Understanding the dynamic behaviour of soil is crucial for the design of geotechnical structures, particularly for offshore wind turbine foundations. This study evaluates the performance of a nonlinear numerical model in accurately capturing soil response under dynamic shear loading, comparing its simulated response to experimental data obtained from Resonant Column Tests (RCT). The research systematically investigates the role of higher-order odd harmonics in the numerical solution, assesses the differences between linear and nonlinear models, and validates the nonlinear model against experimental results.

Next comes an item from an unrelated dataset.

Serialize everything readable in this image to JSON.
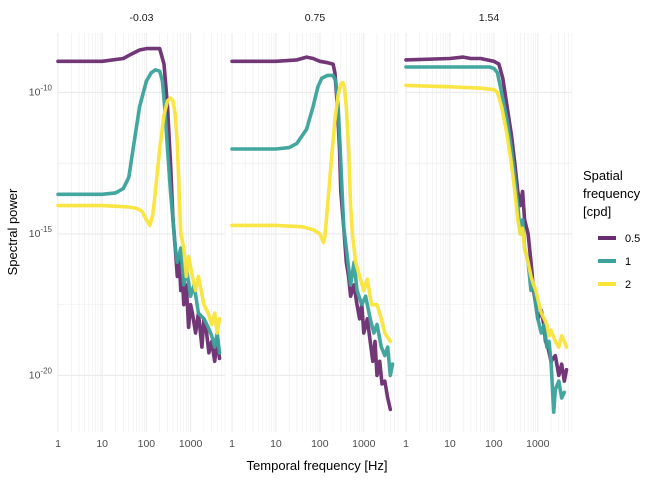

The findings reveal that higher-order harmonics contribute negligibly to the numerical response, simplifying the model's implementation. Furthermore, the nonlinear model effectively captures the resonance shift observed in experimental data, outperforming the linear model, particularly at higher strain levels where soil softening effects become significant. While the model demonstrates a strong correlation with experimental results, discrepancies arise in high-strain scenarios, primarily due to limitations in damping representation. To address this, corrective approaches such as a damping correction factor and strain radius adjustments were explored, improving model accuracy but failing to eliminate errors entirely. The study highlights the necessity of incorporating a strain-dependent damping formulation to enhance predictive capabilities for high-strain soil behaviour.

The results confirm that nonlinear numerical modelling is a valuable tool for capturing essential soil dynamics, but further refinements in damping representation are required to improve alignment with experimental data. Future research should focus on advanced damping models to ensure greater accuracy in high-strain dynamic soil simulations.